Tocados pela compaixão, um grupo de policiais se cotizou, comprou algumas cestas básicas e entregou à família.

Casos assim nos envergonham e doem como um soco no estômago. Infelizmente, porém, não é caso único; é apenas uma amostra pungente da fome que em 2022 atinge 33 milhões de brasileiros.

Por quê?

Em 1991 o Brasil tinha 21 milhões de famintos. Isto representava 15% da população. Com os programas de combate à fome então desenvolvidos, em 2004 o percentual reduziu-se a 1,7%, ou 3 milhões.

Contudo, em 2018 a tendência de inverteu. Naquele ano 10,3 milhões de brasileiros voltaram a passar fome. Isto significa 5% da população. Em 2022 o número saltou para 33,1 milhões, 16% da população. Portanto, nos últimos 4 anos regredimos à situação de miséria de 30 anos atrás.

Por que um país rico em terras e campeão mundial na produção de grãos, frutas, laticínios e carnes convive com 33,1 milhões de pessoas com fome?

Produção de alimentos no Brasil

Sessenta anos atrás o Brasil começou sua revolução verde. Nos últimos 50 anos, a produção de grãos saltou de 38 milhões para 280 milhões de toneladas por ano. No mesmo período nossa população cresceu de 106 milhões para 214 milhões de habitantes. Portanto, enquanto a produção de grãos cresceu à razão média de 4,0% ao ano, a população cresceu à razão média de 1,4% ao ano.

Em outras palavras, enquanto em 1977 o Brasil produzia um quilo de grãos por dia para cada brasileiro, em 2022 a produção foi de 3,6 quilos de grãos por dia para cada brasileiro.

Mas o Brasil não melhorou só na produção de grãos. Crescemos também na produção de ovos (56,2 bilhões de ovos, ou 3,9 milhões de toneladas), 34 bilhões de litros de leite, 11 milhões de toneladas de carne bovina, 14,5 milhões de toneladas de carne de frango, 4,85 milhões de toneladas de carne suína, 1.250 toneladas de carne de peixe, 45 milhões de toneladas de frutas, mais 22 milhões de toneladas de mandioca.

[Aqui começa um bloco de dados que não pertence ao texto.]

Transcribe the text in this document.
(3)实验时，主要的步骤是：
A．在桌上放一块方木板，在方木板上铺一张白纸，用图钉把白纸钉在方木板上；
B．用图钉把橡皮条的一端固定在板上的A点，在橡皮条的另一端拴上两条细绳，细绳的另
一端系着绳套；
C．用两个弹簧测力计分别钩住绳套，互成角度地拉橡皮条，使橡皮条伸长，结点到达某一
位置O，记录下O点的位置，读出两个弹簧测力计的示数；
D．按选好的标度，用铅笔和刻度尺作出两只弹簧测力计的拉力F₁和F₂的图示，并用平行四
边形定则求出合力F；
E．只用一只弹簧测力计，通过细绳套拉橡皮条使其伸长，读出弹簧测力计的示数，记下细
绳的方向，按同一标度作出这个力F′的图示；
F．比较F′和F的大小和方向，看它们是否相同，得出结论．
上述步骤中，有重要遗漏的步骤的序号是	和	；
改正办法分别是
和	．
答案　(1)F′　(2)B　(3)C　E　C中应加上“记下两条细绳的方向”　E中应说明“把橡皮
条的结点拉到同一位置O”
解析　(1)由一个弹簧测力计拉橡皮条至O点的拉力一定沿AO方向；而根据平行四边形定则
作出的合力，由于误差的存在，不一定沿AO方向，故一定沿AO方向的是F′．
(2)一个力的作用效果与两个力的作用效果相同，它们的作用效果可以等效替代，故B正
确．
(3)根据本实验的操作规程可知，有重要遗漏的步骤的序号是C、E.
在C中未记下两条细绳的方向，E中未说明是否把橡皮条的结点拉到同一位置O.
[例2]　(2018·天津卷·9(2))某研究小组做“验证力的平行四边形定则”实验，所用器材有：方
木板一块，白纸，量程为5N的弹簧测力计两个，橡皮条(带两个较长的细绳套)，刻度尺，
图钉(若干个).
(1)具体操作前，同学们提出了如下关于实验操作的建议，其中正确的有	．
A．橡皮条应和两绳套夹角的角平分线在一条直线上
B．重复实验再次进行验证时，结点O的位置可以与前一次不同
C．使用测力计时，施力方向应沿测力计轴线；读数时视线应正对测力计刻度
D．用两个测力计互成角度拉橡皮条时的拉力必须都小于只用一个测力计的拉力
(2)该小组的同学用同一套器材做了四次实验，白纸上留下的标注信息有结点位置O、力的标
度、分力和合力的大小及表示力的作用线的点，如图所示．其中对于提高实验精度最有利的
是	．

Considerando só estes produtos, estamos produzindo 1,7 bilhão de toneladas de alimentos por ano. Isto dá 22 quilos de alimento por dia, para cada brasileiro.

Considerando que uma pessoa pode se alimentar muito bem com menos de um quilo de alimento por dia, constata-se que a produção de alimentos do Brasil dá para alimentar mais de 20 vezes sua população. Na verdade, dá para alimentar a metade da população do Planeta, ou 4 bilhões de pessoas.

Se assim é, o que explicar termos 33 milhões de famintos e 60 milhões de pessoas em estado de insegurança alimentar? Por que tanta comida não chega ao estômago dos brasileiros?

Exportação

Boa parte dos alimentos vai para fora. O Brasil exporta boi, frango, porco, soja, milho, mandioca, frutas, ovos. A comida vai, o dólar vem.

As exportações ajudam a explicar o aumento do preço dos alimentos e até a falta dos produtos de qualidade maior, mas não é suficiente para explicar a fome. O que exportamos é uma fração do que produzimos. Tomando como exemplo as carnes, que são produtos mais nobres, exportamos 23% da carne suína, 15% da carne bovina e 31% da carne de frango. Isto ainda deixa muita carne para consumo dos brasileiros. O mesmo acontece com os grãos, ovos, laticínios, mandioca.

Isto mostra o gigantesco ganho de eficiência na agropecuária.

Perda no transporte

Depois da exportação, o segundo destino é o lixo. Segundo a ONU, o Brasil perde 14% dos alimentos entre a colheita e a chegada ao supermercado. São 238 milhões de toneladas, ou três quilos por dia, por brasileiro. Suficiente par alimentar três vezes a nossa população.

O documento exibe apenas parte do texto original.